I must admit that over the years I shot far more Ektachrome than Kodachrome because so much of my photography was done with lower levels of light and Ektachrome could be push processed.
But the last roll of Kodachrome… Film had and still has qualities digital doesn’t and Kodachrome was just so perfect for certain kinds of light.
I wake up some sunny winter mornings in LA and think, “My what a beautiful Kodachrome day.” I’d stick my 28mm or 35mm on the Nikkormat I kept loaded with Kodachrome, shove it into my bag and head out for the day….
From The New York Times: http://www.nytimes.com/2010/12/30/us/30film.html?hp
For Kodachrome Fans, Road Ends at Photo Lab in Kansas
By A. G. SULZBERGER
Published: December 29, 2010
PARSONS, Kan. — An unlikely pilgrimage is under way to Dwayne’s Photo, a small family business that has through luck and persistence become the last processor in the world of Kodachrome, the first successful color film and still the most beloved.
That celebrated 75-year run from mainstream to niche photography is scheduled to come to an end on Thursday when the last processing machine is shut down here to be sold for scrap.
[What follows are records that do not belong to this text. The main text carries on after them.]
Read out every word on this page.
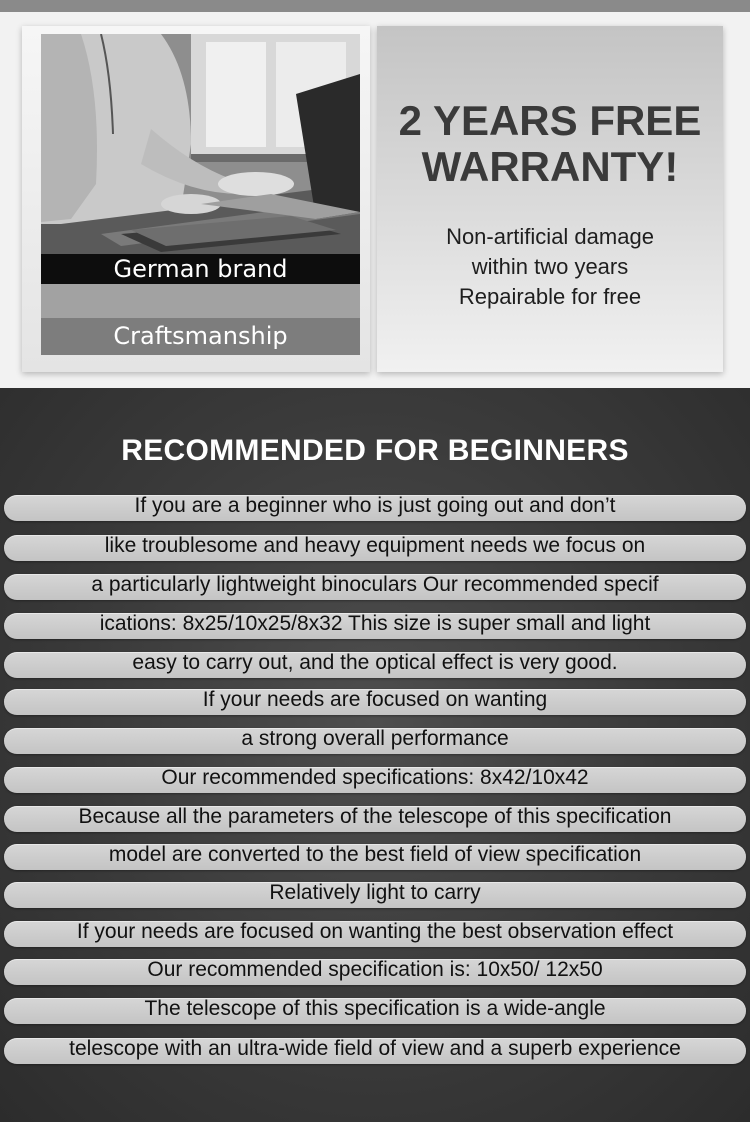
German brand
Craftsmanship
2 YEARS FREE
WARRANTY!
Non-artificial damage
within two years
Repairable for free
RECOMMENDED FOR BEGINNERS
If you are a beginner who is just going out and don’t
like troublesome and heavy equipment needs we focus on
a particularly lightweight binoculars Our recommended specif
ications: 8x25/10x25/8x32 This size is super small and light
easy to carry out, and the optical effect is very good.
If your needs are focused on wanting
a strong overall performance
Our recommended specifications: 8x42/10x42
Because all the parameters of the telescope of this specification
model are converted to the best field of view specification
Relatively light to carry
If your needs are focused on wanting the best observation effect
Our recommended specification is: 10x50/ 12x50
The telescope of this specification is a wide-angle
telescope with an ultra-wide field of view and a superb experience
In the last weeks, dozens of visitors and thousands of overnight packages have raced here, transforming this small prairie-bound city not far from the Oklahoma border for a brief time into a center of nostalgia for the days when photographs appeared not in the sterile frame of a computer screen or in a pack of flimsy prints from the local drugstore but in the warm glow of a projector pulling an image from a carousel of vivid slides.
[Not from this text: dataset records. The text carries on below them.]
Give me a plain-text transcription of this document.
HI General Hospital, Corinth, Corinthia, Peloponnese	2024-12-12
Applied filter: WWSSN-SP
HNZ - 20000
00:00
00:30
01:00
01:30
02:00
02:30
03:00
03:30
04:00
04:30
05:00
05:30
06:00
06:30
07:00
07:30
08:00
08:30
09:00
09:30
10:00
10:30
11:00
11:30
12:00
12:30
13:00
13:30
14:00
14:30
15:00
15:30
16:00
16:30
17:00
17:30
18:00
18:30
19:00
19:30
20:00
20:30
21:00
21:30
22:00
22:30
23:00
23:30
In the span of minutes this week, two such visitors arrived. The first was a railroad worker who had driven from Arkansas to pick up 1,580 rolls of film that he had just paid $15,798 to develop. The second was an artist who had driven directly here after flying from London to Wichita, Kan., on her first trip to the United States to turn in three rolls of film and shoot five more before the processing deadline.
The artist, Aliceson Carter, 42, was incredulous as she watched the railroad worker, Jim DeNike, 53, loading a dozen boxes that contained nearly 50,000 slides into his old maroon Pontiac. He explained that every picture inside was of railroad trains and that he had borrowed money from his father’s retirement account to pay for developing them.